Currently, reserves can be waived by majority vote of those present at a condo meeting. And the first major inspection is not required in Broward until a building turns 40.

”We’re here to try to come up with creative ways to make buildings safe. What Surfside has done is made city officials, building officials, condo residents, everybody aware of the widespread lack of maintenanc­e in older condos,” said Hollywood Commission­er Caryl Shuham, who has a degree in civil engineerin­g and is an attorney.

She recommende­d, and the committee conceptual­ly agreed, that condos should have to present a reserve study to unit owners

and secure a supermajor­ity vote to waive full funding of reserves. She also suggested reserves not be waived unless an engineer has inspected the building and issued a report.

The potential cost to condo owners is not lost on state, county and city officials or the civic and industry leaders huddling on )the issue.

While some million-dollar condo owners might have no trouble forking over extra money, many unit owners are not in that category. Even the inspection­s are costly, one condo representa­tive said. Unit owners could be forced out and condo sales could be stifled, some said.

“In certain cases, you could be mandating the death of a building,” said Fred Nesbitt, president of the Galt Ocean Mile condo associatio­n in Fort Lauderdale, which opposes reserve mandates. “I think we should still give owners choice.”

Geller said condos that don’t properly save for repairs face sticker shock with giant special assessment­s. By the time a major problem is found, he said, it’s too late to start paying into reserves.

“You can’t insure a burning building, and you can’t start reserving for an emergency that has already arrived,” he said.

The cause of the Champlain collapse remains unknown but is under investigat­ion.

Because there was evidence of poor maintenanc­e and crumbling, cracking concrete at the Champlain, there has been a sharp focus on how government can ensure that condos are kept in good repair.

“It’s terrifying to me that we’re in this place,” said state Sen. Lauren Book, one of four state legislator­s on the county committee. Book complained that there’s no one keeping track of individual condos — where they stand with insurance, reserves and repairs.

The committee also debated whether more frequent inspection­s are needed. Broward is one of two counties in Florida — the other being Miami-Dade — that requires buildings to be inspected for electrical and structural safety at age 40 and every 10 years subsequent­ly.

Dr. Jennifer Jurado, Broward County’s climate change sustainabi­lity director, said the striking increase in sea level here

- more than a foot over 20 years - could increase deteriorat­ion of concrete in buildings along the coast.
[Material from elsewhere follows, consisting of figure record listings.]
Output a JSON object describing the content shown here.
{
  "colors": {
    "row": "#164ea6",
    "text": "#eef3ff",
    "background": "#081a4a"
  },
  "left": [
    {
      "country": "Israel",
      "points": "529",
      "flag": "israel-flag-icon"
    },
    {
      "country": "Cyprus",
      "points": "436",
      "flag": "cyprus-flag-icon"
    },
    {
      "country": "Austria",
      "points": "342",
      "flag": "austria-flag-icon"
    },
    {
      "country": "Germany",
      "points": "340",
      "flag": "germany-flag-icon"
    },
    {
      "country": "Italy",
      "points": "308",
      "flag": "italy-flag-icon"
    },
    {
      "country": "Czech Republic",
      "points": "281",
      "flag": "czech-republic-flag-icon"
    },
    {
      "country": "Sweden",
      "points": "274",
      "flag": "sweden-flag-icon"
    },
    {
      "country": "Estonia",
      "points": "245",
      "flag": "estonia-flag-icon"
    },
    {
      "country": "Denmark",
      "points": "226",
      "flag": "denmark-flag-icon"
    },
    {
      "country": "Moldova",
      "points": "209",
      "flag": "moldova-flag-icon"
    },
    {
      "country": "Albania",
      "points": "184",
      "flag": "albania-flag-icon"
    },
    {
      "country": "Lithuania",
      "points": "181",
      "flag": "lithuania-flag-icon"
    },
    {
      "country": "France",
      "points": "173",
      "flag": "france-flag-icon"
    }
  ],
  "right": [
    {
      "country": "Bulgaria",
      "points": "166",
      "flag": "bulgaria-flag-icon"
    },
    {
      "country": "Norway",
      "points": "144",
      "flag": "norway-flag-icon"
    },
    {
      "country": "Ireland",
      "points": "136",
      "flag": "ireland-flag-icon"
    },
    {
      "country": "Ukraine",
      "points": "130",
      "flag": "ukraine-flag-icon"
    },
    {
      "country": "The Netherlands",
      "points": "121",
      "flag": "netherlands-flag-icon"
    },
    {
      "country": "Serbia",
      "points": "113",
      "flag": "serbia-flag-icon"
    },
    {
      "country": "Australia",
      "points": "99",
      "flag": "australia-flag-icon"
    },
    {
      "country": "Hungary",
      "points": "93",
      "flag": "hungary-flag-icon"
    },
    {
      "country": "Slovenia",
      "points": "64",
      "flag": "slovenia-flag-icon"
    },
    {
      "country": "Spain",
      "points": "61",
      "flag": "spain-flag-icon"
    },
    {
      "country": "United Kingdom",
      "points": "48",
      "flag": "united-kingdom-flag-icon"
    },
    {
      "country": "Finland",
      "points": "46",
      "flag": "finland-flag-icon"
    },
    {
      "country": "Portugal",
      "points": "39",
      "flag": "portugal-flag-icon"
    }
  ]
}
She also cited temperate change and flood levels in saying that inspection­s should begin earlier, at 25 or 30 years.

But Dan Lavrich, a structural engineer and chairman of the Broward County Board of Rules and Appeals, which oversees applicatio­n of the building code, questioned the need.

Any change in the inspection program would have to be approved by Rules and Appeals, and the Florida Building Commission.

“The rest of the state has no program at all,” he said of the 40-year safety program, “and they don’t have any problems.”

The Broward committee will hold what it expects to be its final meeting Aug. 30, when formal recommenda­tions will be voted on.